IndonesiaBuzz: Yogyakarta, 4 Agustus 2025 – Kraton Surakarta Hadiningrat menggelar prosesi tradisi Wilujengan Caos Uninga Nyekar Dateng Sultan Agung Prabu Hanyokrokusumo di kompleks Makam Raja-Raja Imogiri, Daerah Istimewa Yogyakarta, Selasa (4/8/25) siang.
Prosesi yang sarat nilai spiritual dan budaya ini dipimpin oleh Gusti Kanjeng Ratu (GKR) Alit selaku Pengageng Kaputren Kraton Surakarta, dan diikuti para utusan dalem. Wilujengan Caos Uninga merupakan agenda penting dalam kalender Tahun Dal Kraton Surakarta sebagai bentuk penghormatan kepada para leluhur raja-raja Mataram.
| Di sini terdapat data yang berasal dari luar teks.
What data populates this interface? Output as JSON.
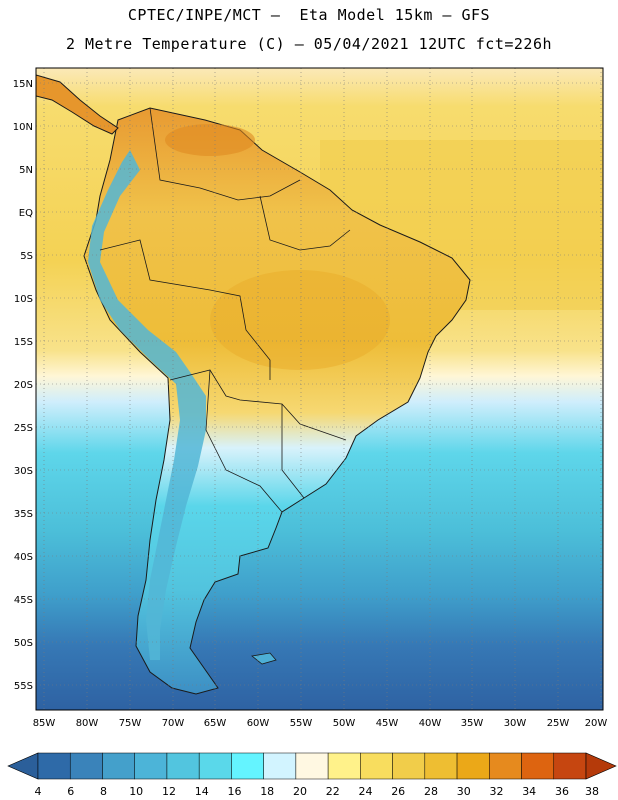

Rangkaian kegiatan dimulai dari persiapan ritual di Kraton Surakarta, dilanjutkan perjalanan menuju kompleks makam yang terletak di Karang Kulon, Wukirsari, Imogiri, Bantul. Setibanya di lokasi, rombongan melaksanakan nyekar atau ziarah ke Pesareyan Sultan Agung Prabu Hanyokrokusumo yang berada di puncak bukit Imogiri.
Selain berziarah ke makam Sultan Agung, rombongan juga mengunjungi Kedhaton Girimulyo, tempat peristirahatan terakhir para raja Dinasti Pakubuwono, yaitu Sunan Pakubuwono X, XI, dan XII.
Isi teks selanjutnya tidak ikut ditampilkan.